In the border simulation, participants roll dice to determine movement through a path-based system. Standard dice outcomes are remapped (2–6 correspond to 1–3 movement spaces) to reflect constrained mobility and uneven access to opportunity. As participants land on different squares, facilitators guide scenario-based prompts that represent environmental risks, policy barriers, and survival decisions encountered along migration routes. Certain scenarios introduce critical trade-offs and outcomes shaped by context—for example, traveling with an infant through dangerous terrain may result in loss or harm. Access to support, safety, or advancement varies depending on assigned identity markers, highlighting how structural inequality impacts outcomes.
If participants successfully reach the end of the simulation, they are asked to complete a simplified citizenship test, underscoring the additional barriers embedded in formal processes of belonging even after arrival.

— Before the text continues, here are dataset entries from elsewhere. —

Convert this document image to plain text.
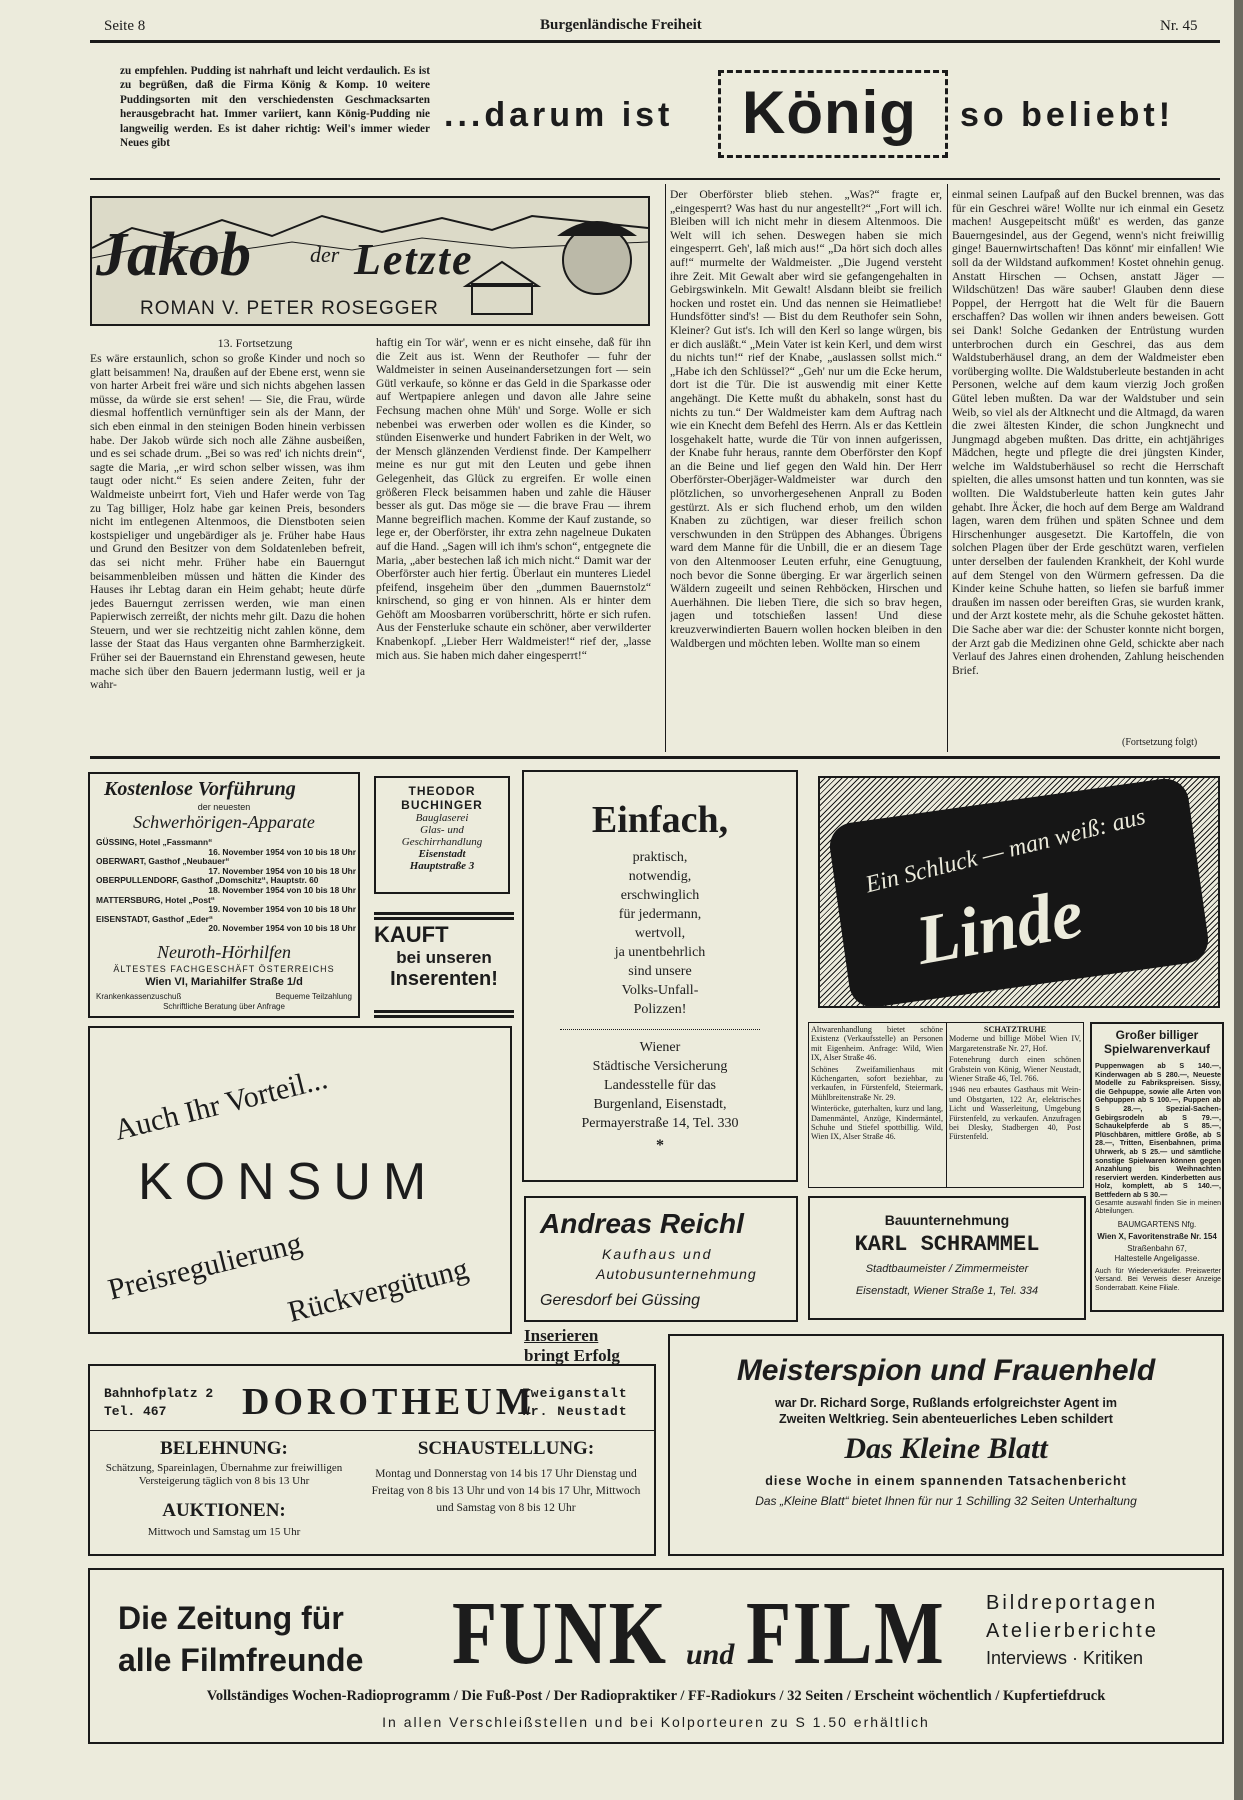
Seite 8	Burgenländische Freiheit	Nr. 45
zu empfehlen. Pudding ist nahrhaft und leicht verdaulich. Es ist zu begrüßen, daß die Firma König & Komp. 10 weitere Puddingsorten mit den verschiedensten Geschmacksarten herausgebracht hat. Immer variiert, kann König-Pudding nie langweilig werden. Es ist daher richtig: Weil's immer wieder Neues gibt
...darum ist König so beliebt!
Jakob	der Letzte
ROMAN V. PETER ROSEGGER
13. Fortsetzung
Es wäre erstaunlich, schon so große Kinder und noch so glatt beisammen! Na, draußen auf der Ebene erst, wenn sie von harter Arbeit frei wäre und sich nichts abgehen lassen müsse, da würde sie erst sehen! — Sie, die Frau, würde diesmal hoffentlich vernünftiger sein als der Mann, der sich eben einmal in den steinigen Boden hinein verbissen habe. Der Jakob würde sich noch alle Zähne ausbeißen, und es sei schade drum. „Bei so was red' ich nichts drein“, sagte die Maria, „er wird schon selber wissen, was ihm taugt oder nicht.“ Es seien andere Zeiten, fuhr der Waldmeiste unbeirrt fort, Vieh und Hafer werde von Tag zu Tag billiger, Holz habe gar keinen Preis, besonders nicht im entlegenen Altenmoos, die Dienstboten seien kostspieliger und ungebärdiger als je. Früher habe Haus und Grund den Besitzer von dem Soldatenleben befreit, das sei nicht mehr. Früher habe ein Bauerngut beisammenbleiben müssen und hätten die Kinder des Hauses ihr Lebtag daran ein Heim gehabt; heute dürfe jedes Bauerngut zerrissen werden, wie man einen Papierwisch zerreißt, der nichts mehr gilt. Dazu die hohen Steuern, und wer sie rechtzeitig nicht zahlen könne, dem lasse der Staat das Haus verganten ohne Barmherzigkeit. Früher sei der Bauernstand ein Ehrenstand gewesen, heute mache sich über den Bauern jedermann lustig, weil er ja wahr-
haftig ein Tor wär', wenn er es nicht einsehe, daß für ihn die Zeit aus ist. Wenn der Reuthofer — fuhr der Waldmeister in seinen Auseinandersetzungen fort — sein Gütl verkaufe, so könne er das Geld in die Sparkasse oder auf Wertpapiere anlegen und davon alle Jahre seine Fechsung machen ohne Müh' und Sorge. Wolle er sich nebenbei was erwerben oder wollen es die Kinder, so stünden Eisenwerke und hundert Fabriken in der Welt, wo der Mensch glänzenden Verdienst finde. Der Kampelherr meine es nur gut mit den Leuten und gebe ihnen Gelegenheit, das Glück zu ergreifen. Er wolle einen größeren Fleck beisammen haben und zahle die Häuser besser als gut. Das möge sie — die brave Frau — ihrem Manne begreiflich machen. Komme der Kauf zustande, so lege er, der Oberförster, ihr extra zehn nagelneue Dukaten auf die Hand. „Sagen will ich ihm's schon“, entgegnete die Maria, „aber bestechen laß ich mich nicht.“ Damit war der Oberförster auch hier fertig. Überlaut ein munteres Liedel pfeifend, insgeheim über den „dummen Bauernstolz“ knirschend, so ging er von hinnen. Als er hinter dem Gehöft am Moosbarren vorüberschritt, hörte er sich rufen. Aus der Fensterluke schaute ein schöner, aber verwilderter Knabenkopf. „Lieber Herr Waldmeister!“ rief der, „lasse mich aus. Sie haben mich daher eingesperrt!“
Der Oberförster blieb stehen. „Was?“ fragte er, „eingesperrt? Was hast du nur angestellt?“ „Fort will ich. Bleiben will ich nicht mehr in diesem Altenmoos. Die Welt will ich sehen. Deswegen haben sie mich eingesperrt. Geh', laß mich aus!“ „Da hört sich doch alles auf!“ murmelte der Waldmeister. „Die Jugend versteht ihre Zeit. Mit Gewalt aber wird sie gefangengehalten in Gebirgswinkeln. Mit Gewalt! Alsdann bleibt sie freilich hocken und rostet ein. Und das nennen sie Heimatliebe! Hundsfötter sind's! — Bist du dem Reuthofer sein Sohn, Kleiner? Gut ist's. Ich will den Kerl so lange würgen, bis er dich ausläßt.“ „Mein Vater ist kein Kerl, und dem wirst du nichts tun!“ rief der Knabe, „auslassen sollst mich.“ „Habe ich den Schlüssel?“ „Geh' nur um die Ecke herum, dort ist die Tür. Die ist auswendig mit einer Kette angehängt. Die Kette mußt du abhakeln, sonst hast du nichts zu tun.“ Der Waldmeister kam dem Auftrag nach wie ein Knecht dem Befehl des Herrn. Als er das Kettlein losgehakelt hatte, wurde die Tür von innen aufgerissen, der Knabe fuhr heraus, rannte dem Oberförster den Kopf an die Beine und lief gegen den Wald hin. Der Herr Oberförster-Oberjäger-Waldmeister war durch den plötzlichen, so unvorhergesehenen Anprall zu Boden gestürzt. Als er sich fluchend erhob, um den wilden Knaben zu züchtigen, war dieser freilich schon verschwunden in den Strüppen des Abhanges. Übrigens ward dem Manne für die Unbill, die er an diesem Tage von den Altenmooser Leuten erfuhr, eine Genugtuung, noch bevor die Sonne überging. Er war ärgerlich seinen Wäldern zugeeilt und seinen Rehböcken, Hirschen und Auerhähnen. Die lieben Tiere, die sich so brav hegen, jagen und totschießen lassen! Und diese kreuzverwindierten Bauern wollen hocken bleiben in den Waldbergen und möchten leben. Wollte man so einem
einmal seinen Laufpaß auf den Buckel brennen, was das für ein Geschrei wäre! Wollte nur ich einmal ein Gesetz machen! Ausgepeitscht müßt' es werden, das ganze Bauerngesindel, aus der Gegend, wenn's nicht freiwillig ginge! Bauernwirtschaften! Das könnt' mir einfallen! Wie soll da der Wildstand aufkommen! Kostet ohnehin genug. Anstatt Hirschen — Ochsen, anstatt Jäger — Wildschützen! Das wäre sauber! Glauben denn diese Poppel, der Herrgott hat die Welt für die Bauern erschaffen? Das wollen wir ihnen anders beweisen. Gott sei Dank! Solche Gedanken der Entrüstung wurden unterbrochen durch ein Geschrei, das aus dem Waldstuberhäusel drang, an dem der Waldmeister eben vorüberging wollte. Die Waldstuberleute bestanden in acht Personen, welche auf dem kaum vierzig Joch großen Gütel leben mußten. Da war der Waldstuber und sein Weib, so viel als der Altknecht und die Altmagd, da waren die zwei ältesten Kinder, die schon Jungknecht und Jungmagd abgeben mußten. Das dritte, ein achtjähriges Mädchen, hegte und pflegte die drei jüngsten Kinder, welche im Waldstuberhäusel so recht die Herrschaft spielten, die alles umsonst hatten und tun konnten, was sie wollten. Die Waldstuberleute hatten kein gutes Jahr gehabt. Ihre Äcker, die hoch auf dem Berge am Waldrand lagen, waren dem frühen und späten Schnee und dem Hirschenhunger ausgesetzt. Die Kartoffeln, die von solchen Plagen über der Erde geschützt waren, verfielen unter derselben der faulenden Krankheit, der Kohl wurde auf dem Stengel von den Würmern gefressen. Da die Kinder keine Schuhe hatten, so liefen sie barfuß immer draußen im nassen oder bereiften Gras, sie wurden krank, und der Arzt kostete mehr, als die Schuhe gekostet hätten. Die Sache aber war die: der Schuster konnte nicht borgen, der Arzt gab die Medizinen ohne Geld, schickte aber nach Verlauf des Jahres einen drohenden, Zahlung heischenden Brief.
(Fortsetzung folgt)
Kostenlose Vorführung
der neuesten
Schwerhörigen-Apparate
GÜSSING, Hotel „Fassmann“
16. November 1954 von 10 bis 18 Uhr
OBERWART, Gasthof „Neubauer“
17. November 1954 von 10 bis 18 Uhr
OBERPULLENDORF, Gasthof „Domschitz“, Hauptstr. 60
18. November 1954 von 10 bis 18 Uhr
MATTERSBURG, Hotel „Post“
19. November 1954 von 10 bis 18 Uhr
EISENSTADT, Gasthof „Eder“
20. November 1954 von 10 bis 18 Uhr
Neuroth-Hörhilfen
ÄLTESTES FACHGESCHÄFT ÖSTERREICHS
Wien VI, Mariahilfer Straße 1/d
Krankenkassenzuschuß	Bequeme Teilzahlung
Schriftliche Beratung über Anfrage
THEODOR
BUCHINGER
Bauglaserei
Glas- und
Geschirrhandlung
Eisenstadt
Hauptstraße 3
KAUFT
bei unseren
Inserenten!
Einfach,
praktisch,
notwendig,
erschwinglich
für jedermann,
wertvoll,
ja unentbehrlich
sind unsere
Volks-Unfall-
Polizzen!
Wiener
Städtische Versicherung
Landesstelle für das
Burgenland, Eisenstadt,
Permayerstraße 14, Tel. 330
*
Ein Schluck — man weiß: aus
Linde
Auch Ihr Vorteil...
KONSUM
Preisregulierung
Rückvergütung
Altwarenhandlung bietet schöne Existenz (Verkaufsstelle) an Personen mit Eigenheim. Anfrage: Wild, Wien IX, Alser Straße 46.
Schönes Zweifamilienhaus mit Küchengarten, sofort beziehbar, zu verkaufen, in Fürstenfeld, Steiermark, Mühlbreitenstraße Nr. 29.
Winteröcke, guterhalten, kurz und lang, Damenmäntel, Anzüge, Kindermäntel, Schuhe und Stiefel spottbillig. Wild, Wien IX, Alser Straße 46.
SCHATZTRUHE
Moderne und billige Möbel Wien IV, Margaretenstraße Nr. 27, Hof.
Fotenehrung durch einen schönen Grabstein von König, Wiener Neustadt, Wiener Straße 46, Tel. 766.
1946 neu erbautes Gasthaus mit Wein- und Obstgarten, 122 Ar, elektrisches Licht und Wasserleitung, Umgebung Fürstenfeld, zu verkaufen. Anzufragen bei Dlesky, Stadbergen 40, Post Fürstenfeld.
Großer billiger Spielwarenverkauf
Puppenwagen ab S 140.—, Kinderwagen ab S 280.—, Neueste Modelle zu Fabrikspreisen. Sissy, die Gehpuppe, sowie alle Arten von Gehpuppen ab S 100.—, Puppen ab S 28.—, Spezial-Sachen-Gebirgsrodeln ab S 79.—, Schaukelpferde ab S 85.—, Plüschbären, mittlere Größe, ab S 28.—, Tritten, Eisenbahnen, prima Uhrwerk, ab S 25.— und sämtliche sonstige Spielwaren können gegen Anzahlung bis Weihnachten reserviert werden. Kinderbetten aus Holz, komplett, ab S 140.—, Bettfedern ab S 30.—
Gesamte auswahl finden Sie in meinen Abteilungen.
BAUMGARTENS Nfg.
Wien X, Favoritenstraße Nr. 154
Straßenbahn 67,
Haltestelle Angeligasse.
Auch für Wiederverkäufer. Preiswerter Versand. Bei Verweis dieser Anzeige Sonderrabatt. Keine Filiale.
Andreas Reichl
Kaufhaus und
Autobusunternehmung
Geresdorf bei Güssing
Bauunternehmung
KARL SCHRAMMEL
Stadtbaumeister / Zimmermeister
Eisenstadt, Wiener Straße 1, Tel. 334
Inserieren
bringt Erfolg
Bahnhofplatz 2
Tel. 467 DOROTHEUM
Zweiganstalt
Wr. Neustadt
BELEHNUNG:
Schätzung, Spareinlagen, Übernahme zur freiwilligen Versteigerung täglich von 8 bis 13 Uhr
AUKTIONEN:
Mittwoch und Samstag um 15 Uhr
SCHAUSTELLUNG:
Montag und Donnerstag von 14 bis 17 Uhr Dienstag und Freitag von 8 bis 13 Uhr und von 14 bis 17 Uhr, Mittwoch und Samstag von 8 bis 12 Uhr
Meisterspion und Frauenheld
war Dr. Richard Sorge, Rußlands erfolgreichster Agent im
Zweiten Weltkrieg. Sein abenteuerliches Leben schildert
Das Kleine Blatt
diese Woche in einem spannenden Tatsachenbericht
Das „Kleine Blatt“ bietet Ihnen für nur 1 Schilling 32 Seiten Unterhaltung
Die Zeitung für
alle Filmfreunde FUNK und FILM Bildreportagen
Atelierberichte
Interviews · Kritiken
Vollständiges Wochen-Radioprogramm / Die Fuß-Post / Der Radiopraktiker / FF-Radiokurs / 32 Seiten / Erscheint wöchentlich / Kupfertiefdruck
In allen Verschleißstellen und bei Kolporteuren zu S 1.50 erhältlich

A parallel asylum simulation represents the prolonged legal process of seeking protection, which may extend up to five years or more. Progress is shaped by chance-based assignment of adjudicators and the level of legal or institutional support received upon arrival, emphasizing how outcomes can vary significantly despite similar claims or circumstances.
Together, the two systems are designed as participatory learning tools that surface the unevenness, uncertainty, and human impact embedded in migration and asylum systems, translating complex policy structures into embodied, experiential understanding.
This interactive board game simulates the journey of a young adult immigrating to the United States for higher education, demonstrating different barriers to achieving citizenships than the asylum & refugee board.